Les parties ont été régulièrement averties du jour de l'audience.

Ont été entendus au cours de l'audience publique :

- le rapport de M. Jean-François Papin, premier conseiller,

- les conclusions de M. Jean-Michel Riou, rapporteur public,

- et les observations de MeB..., substituant MeA..., représentant la SAS Carrefour Hypermarchés.

Une note en délibéré présentée pour la société requérante a été enregistrée le 11 octobre 2018.

Considérant ce qui suit :

1. La société par actions simplifiée Carrefour Hypermarchés exploite, sur le territoire de la commune de Barentin (Seine-Maritime), un magasin de grande surface dont le rayon de boucherie traditionnelle a fait l'objet, le 26 juin 2014, d'un contrôle opéré par deux inspecteurs de la concurrence, de la consommation et de la répression des fraudes en poste à la direction départementale de la protection des populations de la Seine-Maritime.
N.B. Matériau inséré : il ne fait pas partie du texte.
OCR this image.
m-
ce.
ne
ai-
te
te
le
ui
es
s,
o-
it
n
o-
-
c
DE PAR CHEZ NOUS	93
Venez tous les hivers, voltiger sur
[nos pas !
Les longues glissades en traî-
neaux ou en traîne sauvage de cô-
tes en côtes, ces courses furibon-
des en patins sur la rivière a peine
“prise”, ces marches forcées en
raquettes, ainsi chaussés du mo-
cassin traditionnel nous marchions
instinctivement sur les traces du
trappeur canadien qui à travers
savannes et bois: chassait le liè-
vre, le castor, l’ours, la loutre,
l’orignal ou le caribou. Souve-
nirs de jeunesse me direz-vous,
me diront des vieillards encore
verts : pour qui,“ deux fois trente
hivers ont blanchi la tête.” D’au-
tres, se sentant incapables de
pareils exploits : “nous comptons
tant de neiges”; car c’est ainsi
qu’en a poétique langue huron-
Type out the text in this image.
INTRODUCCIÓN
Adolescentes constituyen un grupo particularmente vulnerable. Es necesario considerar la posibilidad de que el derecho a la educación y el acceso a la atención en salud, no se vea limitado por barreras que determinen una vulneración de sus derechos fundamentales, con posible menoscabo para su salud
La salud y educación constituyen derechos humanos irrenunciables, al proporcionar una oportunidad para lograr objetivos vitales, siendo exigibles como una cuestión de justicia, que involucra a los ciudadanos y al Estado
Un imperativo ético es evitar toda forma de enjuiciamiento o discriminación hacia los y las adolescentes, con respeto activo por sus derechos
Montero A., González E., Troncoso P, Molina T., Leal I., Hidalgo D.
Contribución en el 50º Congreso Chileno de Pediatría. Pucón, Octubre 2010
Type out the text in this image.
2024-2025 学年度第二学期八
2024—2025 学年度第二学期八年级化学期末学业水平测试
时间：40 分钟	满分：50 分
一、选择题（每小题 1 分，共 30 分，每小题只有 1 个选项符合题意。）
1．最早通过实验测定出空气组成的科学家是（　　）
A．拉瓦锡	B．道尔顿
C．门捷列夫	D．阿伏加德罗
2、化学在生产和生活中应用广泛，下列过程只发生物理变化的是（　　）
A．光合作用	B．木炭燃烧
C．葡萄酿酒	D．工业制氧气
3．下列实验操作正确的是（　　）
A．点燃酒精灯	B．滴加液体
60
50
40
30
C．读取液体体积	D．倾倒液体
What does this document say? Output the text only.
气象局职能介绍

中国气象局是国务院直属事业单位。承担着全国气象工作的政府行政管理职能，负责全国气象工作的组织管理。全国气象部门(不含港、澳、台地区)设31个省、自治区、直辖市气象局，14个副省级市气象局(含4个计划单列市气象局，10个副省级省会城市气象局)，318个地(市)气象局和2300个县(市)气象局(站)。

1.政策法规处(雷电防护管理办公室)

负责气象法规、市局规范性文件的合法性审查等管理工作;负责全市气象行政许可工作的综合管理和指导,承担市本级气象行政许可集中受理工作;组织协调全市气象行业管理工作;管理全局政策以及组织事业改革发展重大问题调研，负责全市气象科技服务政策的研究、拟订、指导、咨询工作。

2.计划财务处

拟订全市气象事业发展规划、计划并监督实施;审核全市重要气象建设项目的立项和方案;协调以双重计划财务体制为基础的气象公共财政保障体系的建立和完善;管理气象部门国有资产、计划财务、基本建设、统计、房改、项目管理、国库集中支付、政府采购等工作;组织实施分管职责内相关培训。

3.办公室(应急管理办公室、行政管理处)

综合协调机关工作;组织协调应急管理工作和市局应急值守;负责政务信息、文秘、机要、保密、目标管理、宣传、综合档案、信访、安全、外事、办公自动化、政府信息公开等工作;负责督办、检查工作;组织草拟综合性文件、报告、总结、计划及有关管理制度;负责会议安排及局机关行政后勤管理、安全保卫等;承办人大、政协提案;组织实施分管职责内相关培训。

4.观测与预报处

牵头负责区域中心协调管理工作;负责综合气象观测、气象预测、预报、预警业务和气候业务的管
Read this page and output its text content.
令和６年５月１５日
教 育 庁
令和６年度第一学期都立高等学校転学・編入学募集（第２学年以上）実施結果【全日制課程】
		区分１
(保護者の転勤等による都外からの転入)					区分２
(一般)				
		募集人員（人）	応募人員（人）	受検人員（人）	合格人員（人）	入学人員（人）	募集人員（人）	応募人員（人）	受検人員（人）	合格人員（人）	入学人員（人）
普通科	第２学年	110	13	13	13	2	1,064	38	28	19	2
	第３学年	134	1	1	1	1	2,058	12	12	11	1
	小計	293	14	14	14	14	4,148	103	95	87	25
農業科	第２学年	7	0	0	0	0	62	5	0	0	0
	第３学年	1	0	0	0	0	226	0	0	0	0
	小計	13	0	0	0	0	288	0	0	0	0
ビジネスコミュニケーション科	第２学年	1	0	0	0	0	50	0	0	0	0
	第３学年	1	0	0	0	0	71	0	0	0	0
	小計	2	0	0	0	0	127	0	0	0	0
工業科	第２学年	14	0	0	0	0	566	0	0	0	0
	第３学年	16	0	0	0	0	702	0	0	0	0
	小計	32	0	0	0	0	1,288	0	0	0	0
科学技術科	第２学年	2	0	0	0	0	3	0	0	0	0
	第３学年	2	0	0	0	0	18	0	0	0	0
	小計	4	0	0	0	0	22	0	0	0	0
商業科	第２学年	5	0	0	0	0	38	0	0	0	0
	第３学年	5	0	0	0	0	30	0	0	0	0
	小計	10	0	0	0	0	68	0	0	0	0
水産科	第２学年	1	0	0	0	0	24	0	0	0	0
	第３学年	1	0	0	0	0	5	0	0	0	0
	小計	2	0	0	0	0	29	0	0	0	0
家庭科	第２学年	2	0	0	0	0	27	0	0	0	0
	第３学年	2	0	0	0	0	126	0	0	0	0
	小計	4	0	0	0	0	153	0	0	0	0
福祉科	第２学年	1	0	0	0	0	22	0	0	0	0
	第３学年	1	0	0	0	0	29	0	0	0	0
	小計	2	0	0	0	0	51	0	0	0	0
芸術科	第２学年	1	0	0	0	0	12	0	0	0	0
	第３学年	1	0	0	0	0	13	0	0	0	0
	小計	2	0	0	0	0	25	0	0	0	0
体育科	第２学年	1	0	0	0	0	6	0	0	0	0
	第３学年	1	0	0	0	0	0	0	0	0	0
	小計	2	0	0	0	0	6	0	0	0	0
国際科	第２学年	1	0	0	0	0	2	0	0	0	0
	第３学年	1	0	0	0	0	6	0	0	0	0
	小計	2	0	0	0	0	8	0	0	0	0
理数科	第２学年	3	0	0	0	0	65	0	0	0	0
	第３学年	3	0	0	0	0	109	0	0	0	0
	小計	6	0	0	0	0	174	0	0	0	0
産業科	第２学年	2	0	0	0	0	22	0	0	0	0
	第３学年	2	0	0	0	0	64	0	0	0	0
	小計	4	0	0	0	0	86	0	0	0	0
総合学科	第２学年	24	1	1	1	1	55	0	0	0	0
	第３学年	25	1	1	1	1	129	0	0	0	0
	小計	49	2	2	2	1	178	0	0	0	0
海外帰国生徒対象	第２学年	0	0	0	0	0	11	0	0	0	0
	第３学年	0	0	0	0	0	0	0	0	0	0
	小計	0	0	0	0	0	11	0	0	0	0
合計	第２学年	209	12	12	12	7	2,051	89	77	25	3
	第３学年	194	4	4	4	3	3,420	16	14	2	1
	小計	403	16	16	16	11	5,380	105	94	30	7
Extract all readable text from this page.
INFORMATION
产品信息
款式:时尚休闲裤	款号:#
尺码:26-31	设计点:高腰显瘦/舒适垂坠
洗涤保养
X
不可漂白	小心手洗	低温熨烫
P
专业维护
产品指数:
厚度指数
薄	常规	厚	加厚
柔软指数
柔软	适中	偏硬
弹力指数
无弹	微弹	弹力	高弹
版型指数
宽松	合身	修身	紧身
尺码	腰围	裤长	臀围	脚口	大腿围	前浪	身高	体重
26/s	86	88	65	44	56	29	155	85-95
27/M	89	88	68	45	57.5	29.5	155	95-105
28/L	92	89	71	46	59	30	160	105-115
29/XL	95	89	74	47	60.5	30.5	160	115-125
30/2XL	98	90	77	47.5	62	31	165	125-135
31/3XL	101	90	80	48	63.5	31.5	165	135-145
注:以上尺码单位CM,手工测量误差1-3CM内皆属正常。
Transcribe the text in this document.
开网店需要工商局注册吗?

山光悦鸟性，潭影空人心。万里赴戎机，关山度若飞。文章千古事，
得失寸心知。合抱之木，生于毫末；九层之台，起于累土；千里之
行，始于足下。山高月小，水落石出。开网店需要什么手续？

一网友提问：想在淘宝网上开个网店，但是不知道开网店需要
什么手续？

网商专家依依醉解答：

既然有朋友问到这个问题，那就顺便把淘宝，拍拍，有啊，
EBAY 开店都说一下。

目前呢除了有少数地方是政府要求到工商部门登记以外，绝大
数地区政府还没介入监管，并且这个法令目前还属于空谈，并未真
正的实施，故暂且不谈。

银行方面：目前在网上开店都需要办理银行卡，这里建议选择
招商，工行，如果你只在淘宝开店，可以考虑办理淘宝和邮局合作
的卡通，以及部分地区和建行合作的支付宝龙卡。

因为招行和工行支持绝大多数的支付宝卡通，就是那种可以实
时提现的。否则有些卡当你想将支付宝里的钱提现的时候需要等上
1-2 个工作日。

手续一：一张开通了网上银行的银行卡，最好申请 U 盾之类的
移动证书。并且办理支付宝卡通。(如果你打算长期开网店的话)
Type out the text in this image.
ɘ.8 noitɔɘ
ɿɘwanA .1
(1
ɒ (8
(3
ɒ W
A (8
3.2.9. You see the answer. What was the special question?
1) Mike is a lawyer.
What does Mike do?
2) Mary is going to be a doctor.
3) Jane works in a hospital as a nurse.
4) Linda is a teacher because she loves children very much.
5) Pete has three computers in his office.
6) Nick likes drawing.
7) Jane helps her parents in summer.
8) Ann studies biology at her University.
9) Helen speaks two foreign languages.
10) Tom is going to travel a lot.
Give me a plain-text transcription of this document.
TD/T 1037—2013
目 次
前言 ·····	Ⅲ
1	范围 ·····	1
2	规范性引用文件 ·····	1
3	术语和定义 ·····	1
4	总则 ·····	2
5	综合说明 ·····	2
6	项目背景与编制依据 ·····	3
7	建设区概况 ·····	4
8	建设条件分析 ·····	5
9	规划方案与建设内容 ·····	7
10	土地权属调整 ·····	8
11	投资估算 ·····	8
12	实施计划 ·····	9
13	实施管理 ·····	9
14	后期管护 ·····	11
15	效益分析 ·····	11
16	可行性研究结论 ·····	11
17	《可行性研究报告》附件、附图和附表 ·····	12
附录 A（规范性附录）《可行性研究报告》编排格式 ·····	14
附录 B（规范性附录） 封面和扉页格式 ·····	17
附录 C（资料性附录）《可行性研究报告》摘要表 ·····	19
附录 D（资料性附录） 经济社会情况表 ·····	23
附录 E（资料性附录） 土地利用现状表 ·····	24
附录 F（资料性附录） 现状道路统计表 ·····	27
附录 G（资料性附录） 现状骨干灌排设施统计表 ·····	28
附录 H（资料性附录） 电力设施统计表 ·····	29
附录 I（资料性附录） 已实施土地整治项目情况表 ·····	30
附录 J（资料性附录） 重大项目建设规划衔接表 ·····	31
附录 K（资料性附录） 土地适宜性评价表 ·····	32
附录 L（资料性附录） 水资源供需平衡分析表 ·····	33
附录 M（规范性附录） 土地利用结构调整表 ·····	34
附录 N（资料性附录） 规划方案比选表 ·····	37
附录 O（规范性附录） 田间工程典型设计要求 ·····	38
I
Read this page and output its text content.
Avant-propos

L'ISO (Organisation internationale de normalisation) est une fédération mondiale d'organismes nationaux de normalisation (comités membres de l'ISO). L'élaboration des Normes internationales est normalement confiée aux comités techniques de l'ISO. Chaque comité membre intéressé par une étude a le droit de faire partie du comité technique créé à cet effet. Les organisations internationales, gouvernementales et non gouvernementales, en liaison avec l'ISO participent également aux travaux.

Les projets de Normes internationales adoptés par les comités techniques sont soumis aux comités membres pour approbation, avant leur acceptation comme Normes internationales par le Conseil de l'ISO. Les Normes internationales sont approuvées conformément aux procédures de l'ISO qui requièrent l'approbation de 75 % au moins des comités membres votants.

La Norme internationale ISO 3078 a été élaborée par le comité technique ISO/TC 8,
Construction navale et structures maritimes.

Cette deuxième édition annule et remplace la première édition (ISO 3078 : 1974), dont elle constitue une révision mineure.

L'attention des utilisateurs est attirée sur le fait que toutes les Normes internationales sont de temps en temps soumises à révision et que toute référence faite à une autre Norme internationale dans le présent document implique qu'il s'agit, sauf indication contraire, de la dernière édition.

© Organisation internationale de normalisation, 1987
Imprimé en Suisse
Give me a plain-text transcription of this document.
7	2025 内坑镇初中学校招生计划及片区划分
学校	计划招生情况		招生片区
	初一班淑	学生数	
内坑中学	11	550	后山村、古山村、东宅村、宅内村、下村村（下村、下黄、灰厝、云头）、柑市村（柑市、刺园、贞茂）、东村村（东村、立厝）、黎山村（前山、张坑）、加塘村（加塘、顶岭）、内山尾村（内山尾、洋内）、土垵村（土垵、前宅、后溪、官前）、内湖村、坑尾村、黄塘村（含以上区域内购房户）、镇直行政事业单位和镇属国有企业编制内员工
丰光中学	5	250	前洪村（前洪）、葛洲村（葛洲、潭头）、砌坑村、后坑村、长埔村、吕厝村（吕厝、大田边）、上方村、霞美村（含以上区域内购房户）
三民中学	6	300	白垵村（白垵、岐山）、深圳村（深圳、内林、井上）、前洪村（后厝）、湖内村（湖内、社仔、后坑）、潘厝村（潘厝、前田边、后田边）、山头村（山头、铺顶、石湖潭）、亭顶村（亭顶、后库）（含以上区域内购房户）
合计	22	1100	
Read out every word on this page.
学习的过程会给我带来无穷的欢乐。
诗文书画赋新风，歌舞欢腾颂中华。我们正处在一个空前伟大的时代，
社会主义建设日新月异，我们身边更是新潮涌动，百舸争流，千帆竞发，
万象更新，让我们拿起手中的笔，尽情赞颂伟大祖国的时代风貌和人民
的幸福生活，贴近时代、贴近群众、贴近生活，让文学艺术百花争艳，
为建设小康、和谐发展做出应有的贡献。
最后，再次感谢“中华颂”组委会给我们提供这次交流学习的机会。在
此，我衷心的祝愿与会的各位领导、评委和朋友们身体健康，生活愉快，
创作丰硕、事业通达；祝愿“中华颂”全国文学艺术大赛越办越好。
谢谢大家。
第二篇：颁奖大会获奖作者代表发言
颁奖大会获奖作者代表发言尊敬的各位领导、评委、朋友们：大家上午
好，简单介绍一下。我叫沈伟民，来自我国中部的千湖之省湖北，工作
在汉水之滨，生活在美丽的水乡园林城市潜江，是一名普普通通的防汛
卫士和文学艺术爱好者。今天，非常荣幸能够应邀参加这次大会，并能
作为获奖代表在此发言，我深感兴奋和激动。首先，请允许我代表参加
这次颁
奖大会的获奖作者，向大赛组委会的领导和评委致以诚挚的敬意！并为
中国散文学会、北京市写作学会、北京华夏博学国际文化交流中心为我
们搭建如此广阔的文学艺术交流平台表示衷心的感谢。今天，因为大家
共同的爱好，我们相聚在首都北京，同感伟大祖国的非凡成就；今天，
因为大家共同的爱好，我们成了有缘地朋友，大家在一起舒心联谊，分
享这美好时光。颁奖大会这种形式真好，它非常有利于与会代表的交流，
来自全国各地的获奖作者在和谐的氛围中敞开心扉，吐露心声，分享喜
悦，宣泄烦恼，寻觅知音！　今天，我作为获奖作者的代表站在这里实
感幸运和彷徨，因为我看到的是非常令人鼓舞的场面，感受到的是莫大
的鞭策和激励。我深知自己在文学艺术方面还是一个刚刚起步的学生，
Ceux-ci ont estimé, à l'issue de ce contrôle, que quatre pièces de viande proposées à la vente portaient une étiquette indiquant une dénomination inexacte, tandis que l'affichage d'un tableau récapitulatif du prix des viandes apposé au niveau du rayon comportait des mentions incomplètes et non-conformes à la réglementation applicable en la matière. Ces constats ont fait l'objet d'un procès-verbal, rédigé par ces agents le 27 octobre 2014. Après avoir fait connaître à la SAS Carrefour Hypermarchés, par un courrier daté du 14 novembre 2014, son intention de lui infliger, à raison de ces faits, deux amendes administratives représentant un montant total de 1 500 euros et l'avoir mise à même de présenter des observations écrites, le directeur départemental de la protection des populations de la Seine-Maritime a, par une décision du 27 janvier 2015, prononcé les deux amendes envisagées. La SAS Carrefour Hypermarchés relève appel du jugement du 14 février 2017 par lequel le tribunal administratif de Rouen a rejeté sa demande tendant, à titre principal, à l'annulation de cette décision et à la décharge de l'obligation de payer la somme correspondante, à titre subsidiaire, à la réduction de celle-ci à de plus justes proportions.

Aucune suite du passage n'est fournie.